She withdrew her hand and sighed.  "They don't believe I'm dead,
do they, Del?"

"Maybe not.  If they come back here to search my place a third
time, we can be sure of it."

"You think they'll find me then?"

"I think they'll take the place apart."

"How long do you think we have?"

"I don't know."

"Hmm."  She raised her head thoughtfully.  "Maybe we can find
out."

"TV?  I have a card in the computer that gets it on the monitor."

"We can start with that."

"All right.  The news is at six, but right now it's coming up on
supper time.  You hungry?"

"Can you cook?"

"I can warm a can of beans."

She grinned.  "Let me try.  I can do better than that."



	*  *  *  *



She mixed a can of franks with his can of beans, plus a dash of
the spices in his cupboard and concocted a supper dish that his
Coors washed down with great satisfaction.  He patted his belly
after they had licked the cook pot clean and declared, "It's
always a pleasure to deal with anyone who knows what she's
doing!"

She tossed her head.  "A bean dish is nothing when you can cook
up a nuclear bomb."

He kissed her lingeringly, but when his hand dropped to her
breast, she smiled wryly at him and said, "You want to skip the
news?"

"No," he sighed, then brightened.  "If we sit on the bunk, I can
have my news and tit, too."

While the computer was booting, he went outside and walked around
the cabin, scanning the countryside in all directions.  The sun
had just set behind the hills to the west, leaving a fast-fading
splash of bright color in the sky.  Returning inside, he went to
each window in the front room and pulled the shade snug to the
sill, then shook his head at the woman.  "You'll have to be
careful when you go into the kitchen.  Neither shades nor
curtains on those windows."

"They haven't left, then."

"No.  They're camping near the tail piece:  generators, lights
and command tents.  Their choppers are drawn up nice and neat,
except for a couple in the air, probably planning an infrared
search.  I'd hate to be a goat down there tonight.  The army will
still be with us tomorrow morning, for sure."

She thought it over.  "What time is it?"

"Almost six."  He flipped on the desk lamp to provide dim general
illumination.  "See that flashlight?  Use it when you go to the
john."

"You have a chemical john in your basement.  Maybe I should stay
down there."

He shook his head with a twinkle.  "I can't stay with you."

She smiled and said no more.

At the desktop machine with its large monitor, he brought up the
television application but snapped his fingers at the first
channel shown, a station in Chicago.  "Hold on!  Tonight we want
the local station."

"*The* local station?" she asked.

"Yeah.  Channel seven in Antonville."  He fetched up a pair of
rabbit ears from behind the desk and plugged its balun into the
computer in place of the video cable connector.

The top news story was already playing, something about a
mysterious epidemic on an Indian reservation.  He sat beside the
woman and slipped his hand high under her shirt.
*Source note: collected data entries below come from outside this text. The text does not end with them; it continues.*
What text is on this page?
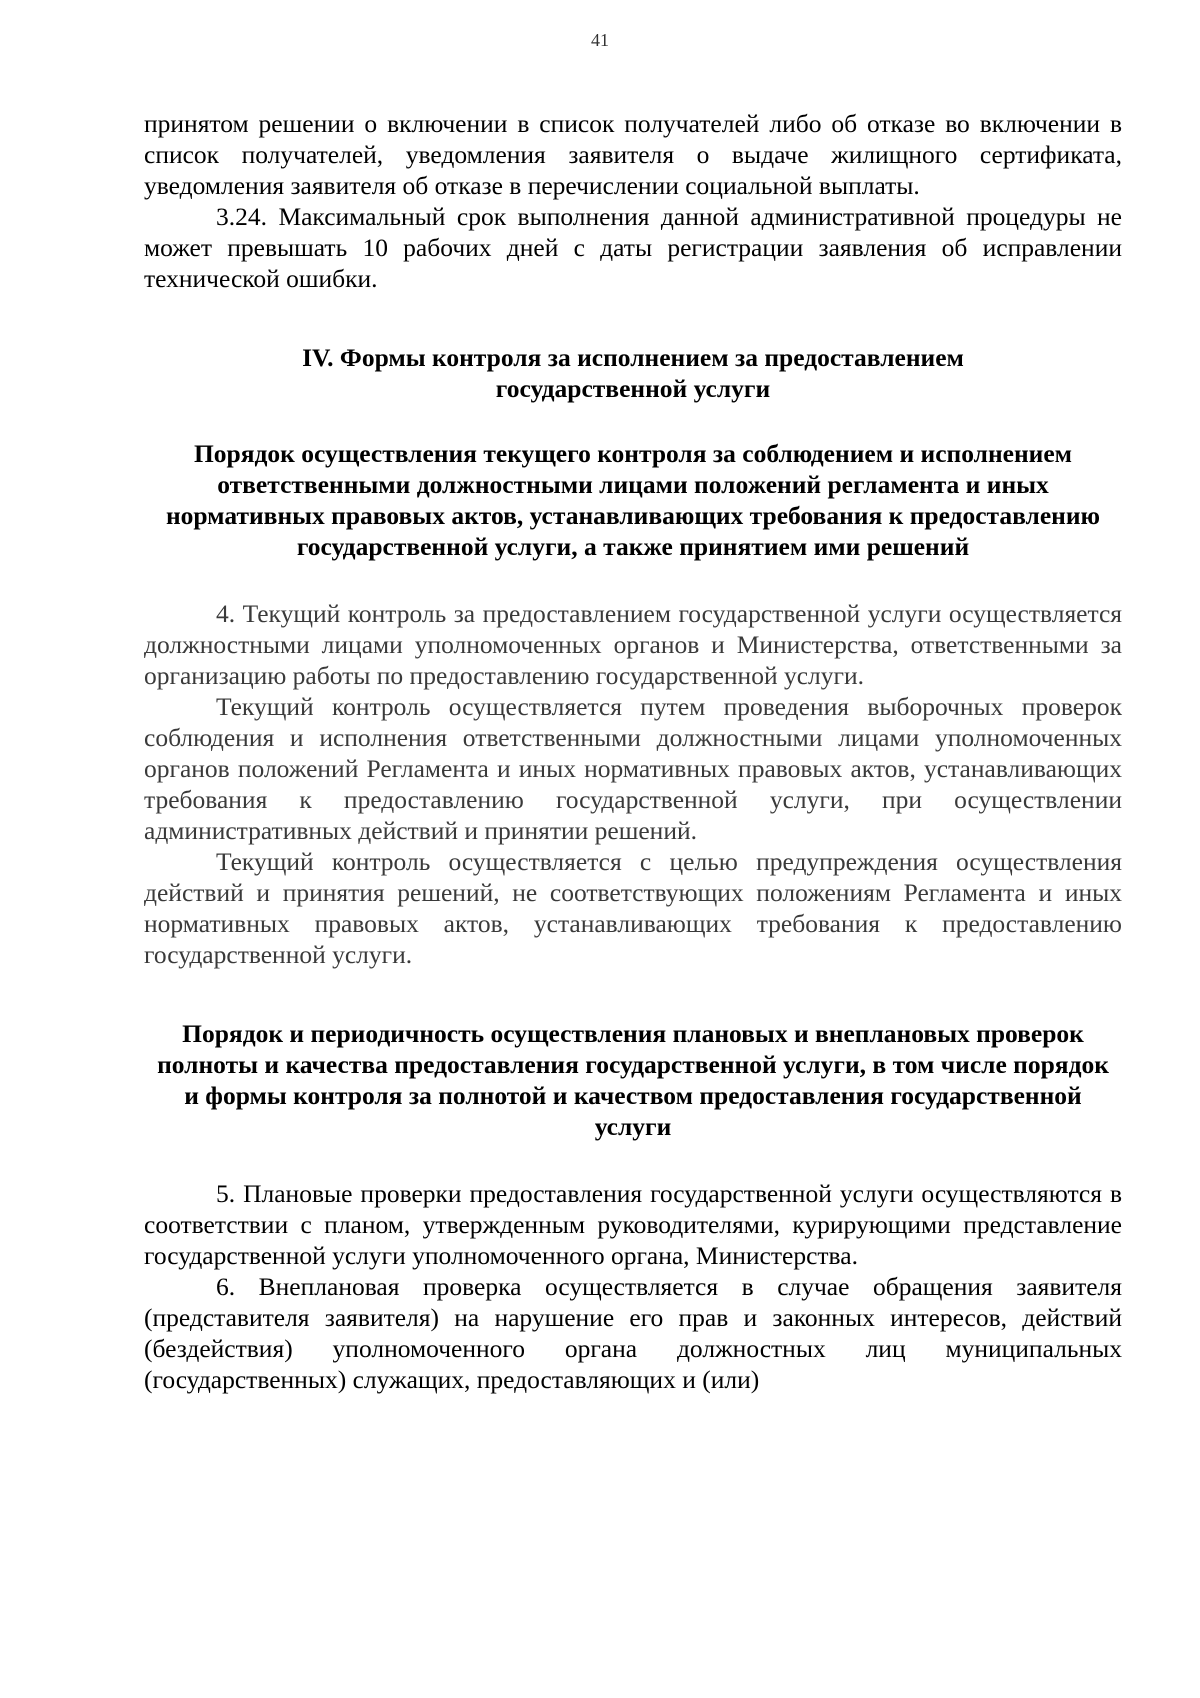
41

принятом решении о включении в список получателей либо об отказе во включении в список получателей, уведомления заявителя о выдаче жилищного сертификата, уведомления заявителя об отказе в перечислении социальной выплаты.

3.24. Максимальный срок выполнения данной административной процедуры не может превышать 10 рабочих дней с даты регистрации заявления об исправлении технической ошибки.

IV. Формы контроля за исполнением за предоставлением государственной услуги
Порядок осуществления текущего контроля за соблюдением и исполнением ответственными должностными лицами положений регламента и иных нормативных правовых актов, устанавливающих требования к предоставлению государственной услуги, а также принятием ими решений

4. Текущий контроль за предоставлением государственной услуги осуществляется должностными лицами уполномоченных органов и Министерства, ответственными за организацию работы по предоставлению государственной услуги.

Текущий контроль осуществляется путем проведения выборочных проверок соблюдения и исполнения ответственными должностными лицами уполномоченных органов положений Регламента и иных нормативных правовых актов, устанавливающих требования к предоставлению государственной услуги, при осуществлении административных действий и принятии решений.

Текущий контроль осуществляется с целью предупреждения осуществления действий и принятия решений, не соответствующих положениям Регламента и иных нормативных правовых актов, устанавливающих требования к предоставлению государственной услуги.

Порядок и периодичность осуществления плановых и внеплановых проверок полноты и качества предоставления государственной услуги, в том числе порядок и формы контроля за полнотой и качеством предоставления государственной услуги

5. Плановые проверки предоставления государственной услуги осуществляются в соответствии с планом, утвержденным руководителями, курирующими представление государственной услуги уполномоченного органа, Министерства.

6. Внеплановая проверка осуществляется в случае обращения заявителя (представителя заявителя) на нарушение его прав и законных интересов, действий (бездействия) уполномоченного органа должностных лиц муниципальных (государственных) служащих, предоставляющих и (или)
She turned
slightly to ease his access to the nipple, which hardened
immediately under finger and thumb.

She asked, "Are you *sure* you want a local station?"

"If they don't mention it, that will also say something."

But they did mention it, barely.  About ten minutes into the
show, after the second commercial break, the announcer read from
the teleprompter, "According to a U. S. Air Force release, this
morning a government-owned transport aircraft exploded and
crashed in the desert about 50 miles north of Cayman.  Six
people, all crew members, died.  Next of kin are being notified.
An eyewitness stated that the craft was in flames after the
explosion, which according to experts suggests that the cause was
leaking fuel.  Three other aircraft of this type have exploded
similarly in the past 20 years.  An investigation is underway."
His eyes shifted.  "In other news, the county commissioners --"

Del clicked the sound away and grinned sourly.  "So that type of
plane is the one that's best for assassination."

She grinned back.  "And you're a cynic, too."

He grunted.  "I wonder how many other crashes they've declared
martial law for."

"What *declared*?  Who told you that?"

"The major that stomped through here this afternoon.  Hmm.  I
believe he actually said, 'Established.'  They can't impose
*secret* martial law, can they?"

She laughed bitterly.  "They can do anything they want to, when
they have the guts."

He sighed.  "Do you think there's any point in watching the
national news?"

"Probably not.  Del, what have you really got here?  Can you by
any chance get to the Internet?"

"No.  Not by chance.  By very careful design."

"What do you mean?"

"I subscribe to what they call a 'hybrid' system.  I transmit to
my ISP over a 56 kilobit microwave phone link to Cayman, but
receive from it on the downlink from a synchronous satellite at
400 kilobits.  It's not quite as fast as the megabit services in
the city, but it's more than enough for communicating with fans
and publisher."

She stared at him.  "That's right.  You said you were an
electrical engineer."

He shrugged.  "Actually just about anybody could do it."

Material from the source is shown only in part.